404 = "we don't know anything about toasted coconut" or maybe "we aren't selling toasted coconut at the moment and i can't or won't tell you if we ever have or ever will."

not quite as brief in the telling, but a similar visitor experience...

lucy24




msg:4586225
 9:29 pm on Jun 20, 2013 (gmt 0)

That's where the cms and auto-generated pages come in. Once upon a time, pages either existed or they did not. But now we've got the potential for two entirely different and unrelated things:

--what the human sees, as in the posted example
instead of listing the available articles (there are none) it says "no articles for Alaska yet"

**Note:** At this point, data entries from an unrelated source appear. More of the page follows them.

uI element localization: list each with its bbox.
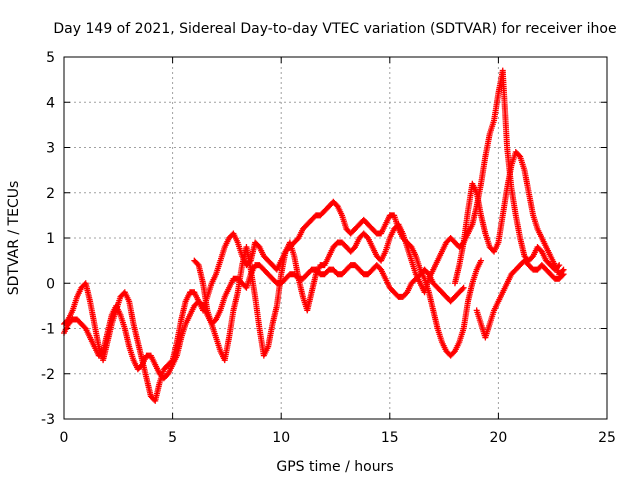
series-trace-3 xyxy=(191,67,563,364)
y-tick-label: -3 xyxy=(41,412,55,428)
y-tick-label: 1 xyxy=(46,231,55,247)
plot-frame xyxy=(63,56,608,420)
data-point xyxy=(478,257,485,264)
series-trace-2 xyxy=(61,262,467,382)
x-tick-label: 10 xyxy=(272,430,290,446)
y-tick-label: 0 xyxy=(46,276,55,292)
y-tick-label: -1 xyxy=(41,322,55,338)
axis-ticks: 0 5 10 15 20 25 -3 -2 -1 0 1 2 3 4 5 xyxy=(41,50,616,446)
series-trace-4 xyxy=(451,149,567,287)
grid-lines xyxy=(64,57,607,419)
series-trace-1 xyxy=(61,198,485,404)
data-point xyxy=(460,284,467,291)
chart-title: Day 149 of 2021, Sidereal Day-to-day VTE… xyxy=(53,21,616,37)
y-tick-label: 4 xyxy=(46,95,55,111)
x-axis-label: GPS time / hours xyxy=(276,459,393,475)
data-point xyxy=(559,272,566,279)
y-axis-label: SDTVAR / TECUs xyxy=(6,181,22,296)
data-point xyxy=(516,152,523,159)
x-tick-label: 20 xyxy=(489,430,507,446)
data-point xyxy=(459,285,466,292)
y-tick-label: -2 xyxy=(41,367,55,383)
data-points xyxy=(61,67,567,404)
x-tick-label: 25 xyxy=(598,430,616,446)
x-tick-label: 0 xyxy=(60,430,69,446)
x-tick-label: 15 xyxy=(381,430,399,446)
y-tick-label: 2 xyxy=(46,186,55,202)
x-tick-label: 5 xyxy=(168,430,177,446)
data-point xyxy=(560,271,567,278)
y-tick-label: 3 xyxy=(46,141,55,157)
y-tick-label: 5 xyxy=(46,50,55,66)
series-trace-5 xyxy=(473,257,567,341)
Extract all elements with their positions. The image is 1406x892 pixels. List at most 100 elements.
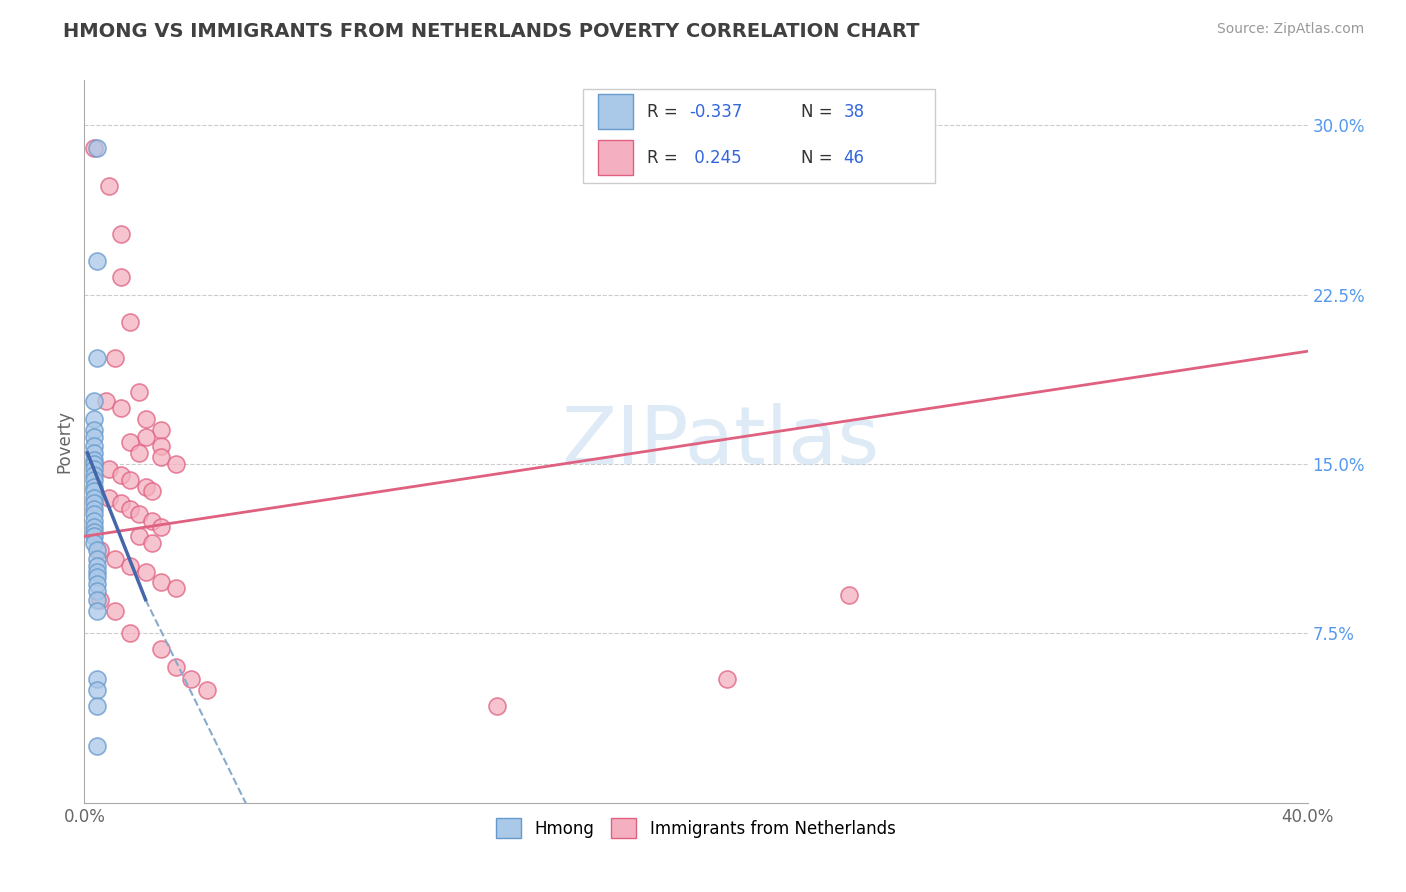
Point (110, 269, 132, 284)
Point (97, 461, 120, 475)
Point (83, 141, 105, 155)
Point (83, 520, 105, 534)
Point (180, 672, 202, 686)
Point (165, 582, 187, 596)
Text: Source: ZipAtlas.com: Source: ZipAtlas.com (1216, 22, 1364, 37)
Point (195, 682, 218, 697)
Y-axis label: Poverty: Poverty (55, 410, 73, 473)
Point (135, 430, 157, 444)
Point (128, 446, 150, 460)
Point (86, 542, 108, 557)
Point (104, 351, 127, 365)
Point (120, 626, 142, 640)
Point (83, 507, 105, 521)
Text: ZIPatlas: ZIPatlas (561, 402, 880, 481)
Point (86, 672, 108, 686)
Point (89, 592, 111, 607)
Bar (598, 140, 633, 176)
Text: -0.337: -0.337 (689, 103, 742, 120)
Point (83, 430, 105, 444)
Point (716, 672, 738, 686)
Point (89, 542, 111, 557)
Point (149, 450, 172, 465)
Point (135, 412, 157, 426)
Point (120, 502, 142, 516)
Point (120, 315, 142, 329)
Point (135, 480, 157, 494)
Point (120, 558, 142, 573)
Point (86, 570, 108, 584)
Point (83, 491, 105, 505)
Text: 46: 46 (844, 149, 865, 167)
Point (97, 179, 120, 194)
Point (149, 423, 172, 437)
Point (110, 401, 132, 415)
Point (83, 457, 105, 471)
Point (83, 452, 105, 467)
Text: N =: N = (801, 103, 838, 120)
Point (141, 536, 163, 550)
Point (83, 423, 105, 437)
Point (83, 446, 105, 460)
Point (86, 552, 108, 566)
Point (83, 536, 105, 550)
Point (83, 502, 105, 516)
Text: HMONG VS IMMIGRANTS FROM NETHERLANDS POVERTY CORRELATION CHART: HMONG VS IMMIGRANTS FROM NETHERLANDS POV… (63, 22, 920, 41)
Text: 38: 38 (844, 103, 865, 120)
Point (135, 566, 157, 580)
Point (83, 412, 105, 426)
Point (83, 495, 105, 509)
Point (83, 524, 105, 539)
Point (165, 457, 187, 471)
Point (86, 698, 108, 713)
Point (86, 592, 108, 607)
Point (120, 434, 142, 449)
Text: R =: R = (647, 103, 683, 120)
Point (104, 604, 127, 618)
Point (141, 514, 163, 528)
Point (128, 507, 150, 521)
Point (86, 253, 108, 268)
Point (83, 514, 105, 528)
Point (94, 393, 117, 408)
Point (120, 473, 142, 487)
Text: 0.245: 0.245 (689, 149, 741, 167)
Point (86, 739, 108, 754)
Point (83, 461, 105, 475)
Point (86, 682, 108, 697)
Bar (598, 94, 633, 129)
Point (86, 566, 108, 580)
Point (86, 141, 108, 155)
Point (83, 529, 105, 543)
Point (110, 227, 132, 241)
Point (486, 698, 509, 713)
Legend: Hmong, Immigrants from Netherlands: Hmong, Immigrants from Netherlands (489, 812, 903, 845)
Point (149, 439, 172, 453)
Point (128, 384, 150, 399)
Point (149, 642, 172, 657)
Point (86, 351, 108, 365)
Point (149, 520, 172, 534)
Point (97, 491, 120, 505)
Point (110, 468, 132, 483)
Point (110, 495, 132, 509)
Point (83, 393, 105, 408)
Point (141, 484, 163, 499)
Point (838, 588, 860, 602)
Point (83, 480, 105, 494)
Point (86, 604, 108, 618)
Text: N =: N = (801, 149, 838, 167)
Point (86, 558, 108, 573)
Point (83, 484, 105, 499)
Point (83, 468, 105, 483)
FancyBboxPatch shape (583, 89, 935, 183)
Point (83, 473, 105, 487)
Point (149, 574, 172, 589)
Point (104, 552, 127, 566)
Text: R =: R = (647, 149, 683, 167)
Point (86, 583, 108, 598)
Point (86, 576, 108, 591)
Point (83, 439, 105, 453)
Point (165, 660, 187, 674)
Point (128, 529, 150, 543)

--what the machine receives, i.e. the bare number 200 or 404. (Or 301 or 206 or 403 or...)

My position is that a page which says, very nicely, "I'm devastated to have to tell you that we don't currently have any articles about the particular subject you're interested in", surrounded by helpful navigation links, is effectively a very high quality 404 page. But it's not a page that you would want anyone to index or link to or include in the site's page count or do any of the other things you do with pages.